Tak ada peran dari dinas sosial setempat dalam kegiatan itu. Kegiatan mereka hanya dibantu oleh Lia, bidan yang merangkap sebagai petugas kesehatan jiwa di Puskesmas Cipatujah. 

Menurut Taryan, seharusnya dinas sosial lah yang memiliki kewajiban membebaskan para pasien ODGJ dari pemasungan. Namun di lapangan, peran dinas itu tak terasa. Buktinya, kata dia, masih banyak pasien ODGJ yang mengalami pemasungan.

"Saya kira bebas pasung hanya slogan. Karena masih banyak ODGJ yang dipasung oleh masyarakat," kata dia.

Taryan tak menyalahkan masyarakat atas pemasungan kepada anggota keluarganya yang mengalami ODGJ. Sebab, menurut dia, itu mungkin satu-satunya cara yang diketahui warga untuk merawat ODGJ. 

Ia menegaskan, tanggung jawab terbesar adalah pada dinas sosial dan dinas kesehatan setempat. Tugas dinas itu adalah memberikan pemahaman kepada keluarga dan menyediakan layanan pengobatan bagi para ODGJ. 

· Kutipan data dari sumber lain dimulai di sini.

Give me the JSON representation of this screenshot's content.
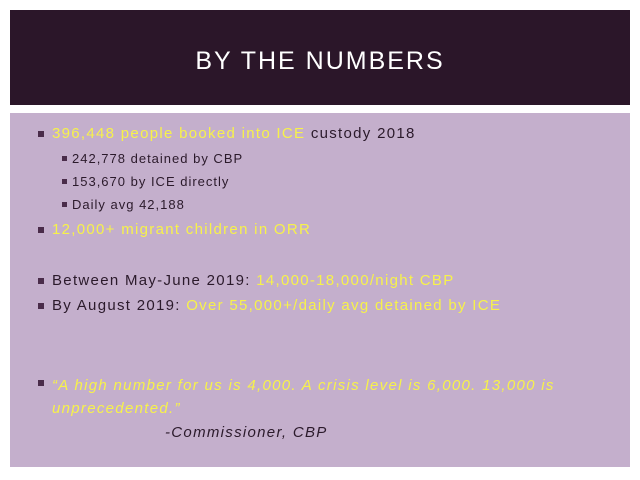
{
  "header": {
    "title": "BY THE NUMBERS"
  },
  "bullets": [
    {
      "highlight": "396,448 people booked into ICE",
      "text": "custody 2018"
    },
    {
      "text": "242,778 detained by CBP"
    },
    {
      "text": "153,670 by ICE directly"
    },
    {
      "text": "Daily avg 42,188"
    },
    {
      "highlight": "12,000+ migrant children in ORR"
    },
    {
      "text": "Between May-June 2019:",
      "highlight": "14,000-18,000/night CBP"
    },
    {
      "text": "By August 2019:",
      "highlight": "Over 55,000+/daily avg detained by ICE"
    }
  ],
  "quote": {
    "text": "“A high number for us is 4,000. A crisis level is 6,000. 13,000 is unprecedented.”",
    "attribution": "-Commissioner, CBP"
  }
}
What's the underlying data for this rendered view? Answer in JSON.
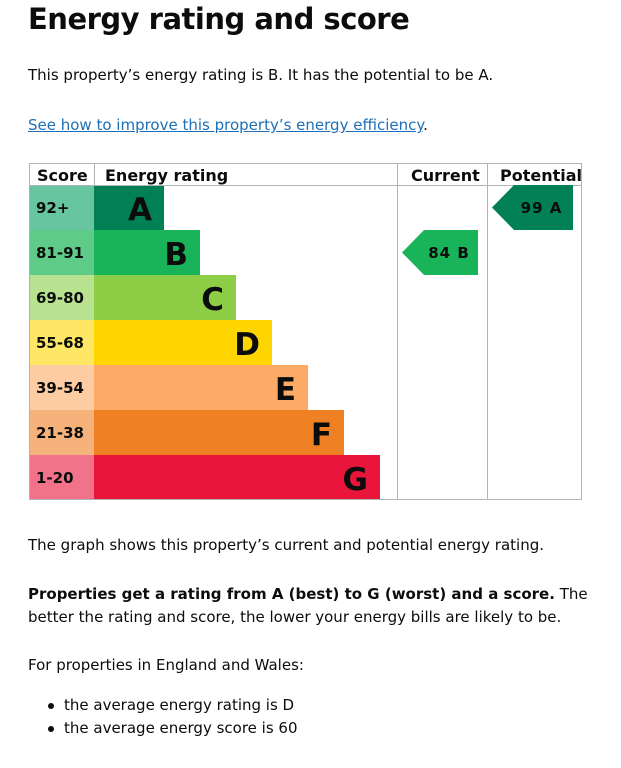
{
  "page": {
    "title": "Energy rating and score",
    "intro": "This property’s energy rating is B. It has the potential to be A.",
    "improve_link": "See how to improve this property’s energy efficiency",
    "improve_link_after": ".",
    "caption": "The graph shows this property’s current and potential energy rating.",
    "explain_bold": "Properties get a rating from A (best) to G (worst) and a score.",
    "explain_rest": " The better the rating and score, the lower your energy bills are likely to be.",
    "regional_intro": "For properties in England and Wales:",
    "bullets": [
      "the average energy rating is D",
      "the average energy score is 60"
    ]
  },
  "chart_data": {
    "type": "table",
    "headers": {
      "score": "Score",
      "rating": "Energy rating",
      "current": "Current",
      "potential": "Potential"
    },
    "bands": [
      {
        "range": "92+",
        "letter": "A",
        "color": "#008054",
        "score_bg": "#67c6a0"
      },
      {
        "range": "81-91",
        "letter": "B",
        "color": "#19b459",
        "score_bg": "#5fcb88"
      },
      {
        "range": "69-80",
        "letter": "C",
        "color": "#8dce46",
        "score_bg": "#b8e290"
      },
      {
        "range": "55-68",
        "letter": "D",
        "color": "#ffd500",
        "score_bg": "#ffe766"
      },
      {
        "range": "39-54",
        "letter": "E",
        "color": "#fcaa65",
        "score_bg": "#fdcca3"
      },
      {
        "range": "21-38",
        "letter": "F",
        "color": "#ef8023",
        "score_bg": "#f5b37b"
      },
      {
        "range": "1-20",
        "letter": "G",
        "color": "#e9153b",
        "score_bg": "#f27389"
      }
    ],
    "current": {
      "score": 84,
      "letter": "B",
      "label": "84 B",
      "color": "#19b459"
    },
    "potential": {
      "score": 99,
      "letter": "A",
      "label": "99 A",
      "color": "#008054"
    }
  }
}
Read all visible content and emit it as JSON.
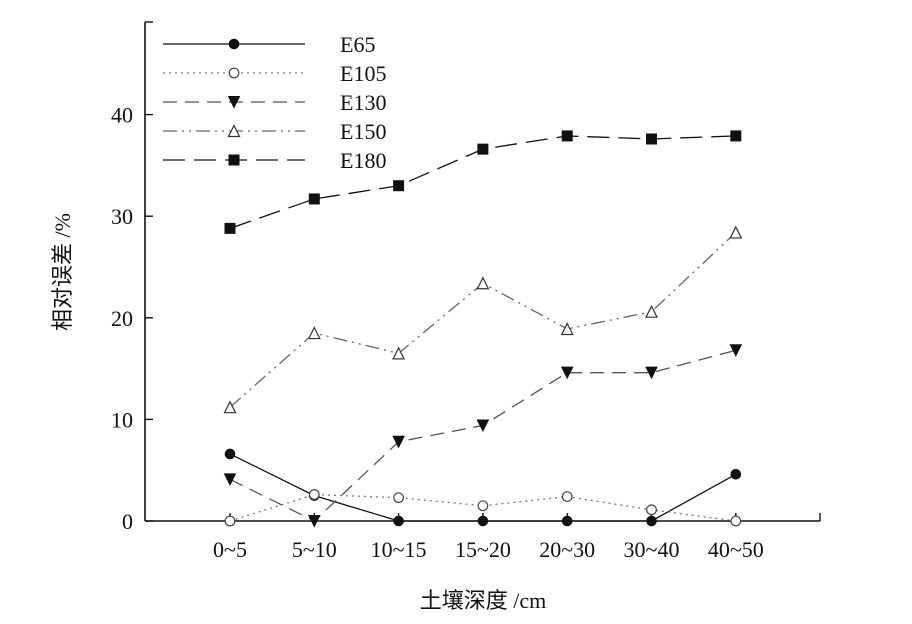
{
  "chart_data": {
    "type": "line",
    "xlabel": "土壤深度 /cm",
    "ylabel": "相对误差 /%",
    "categories": [
      "0~5",
      "5~10",
      "10~15",
      "15~20",
      "20~30",
      "30~40",
      "40~50"
    ],
    "ylim": [
      0,
      50
    ],
    "yticks": [
      0,
      10,
      20,
      30,
      40
    ],
    "grid": false,
    "legend_position": "top-left",
    "series": [
      {
        "name": "E65",
        "marker": "filled-circle",
        "line": "solid",
        "color": "#111111",
        "values": [
          6.6,
          2.5,
          0,
          0,
          0,
          0,
          4.6
        ]
      },
      {
        "name": "E105",
        "marker": "open-circle",
        "line": "dotted",
        "color": "#777777",
        "values": [
          0,
          2.6,
          2.3,
          1.5,
          2.4,
          1.1,
          0
        ]
      },
      {
        "name": "E130",
        "marker": "filled-triangle-down",
        "line": "dashed",
        "color": "#555555",
        "values": [
          4.1,
          0,
          7.8,
          9.4,
          14.6,
          14.6,
          16.8
        ]
      },
      {
        "name": "E150",
        "marker": "open-triangle-up",
        "line": "dash-dot-dot",
        "color": "#666666",
        "values": [
          11.2,
          18.5,
          16.5,
          23.4,
          18.9,
          20.6,
          28.4
        ]
      },
      {
        "name": "E180",
        "marker": "filled-square",
        "line": "long-dash",
        "color": "#111111",
        "values": [
          28.8,
          31.7,
          33.0,
          36.6,
          37.9,
          37.6,
          37.9
        ]
      }
    ]
  }
}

Ia tak menyangkal sudah ada program pemerintah untuk merujuk para pasien ODGJ ke rumah sakit jiwa untuk mendapatkan pengobatan. Namun, setelah pengobatan di rumah sakit selesai dan pasien dipulangkan, tak ada perhatian lebih lanjut. Padahal, masa pascaperawatan di rumah sakit adalah yang paling penting. Pasien ODGJ harus secara rutin meminum obat agar penyakitnya tak kambuh. Sementara, tak semua keluarga pasien ODGJ itu paham dan mampu secara pembiayaan.

"Mungkin ada sebagian petugas yang mau langsung turun ke lapangan, tapi mayoritas tidak," kata dia.

Taryan mencontohkan, dalam kasus pemasungan Yuyu dan Tayan, para ODGJ itu hanya tinggal bersama ibunya yang berusia sepuh. Sang ibu tak mungkin menemani kedua anaknya itu berobat ke puskesmas seorang diri. Karenanya, harus ada petugas yang selalu mengontrol langsung ke lapangan.

"Kami mohon kerja sama dari semua pihak untuk benar-benar menjalankan program bebas pasung, terutama dinas sosial. Mereka kan butuh kehidupan yang layak. Mereka itu manusia yang harus dimanusiakan," kata dia. 

Sementara itu, pemilik Yayasan Daarul Ihsan, Maman Suparman mengatakan, para pasien ODGJ itu akan dibawa ke tempat rehabilitasinya. Setelah itu, pasien akan dirujuk ke rumah sakit jiwa. 

"Karena dipasung itubkan tidak boleh. Begitu kita dapat informasi, kita langsung bergerak," kata dia.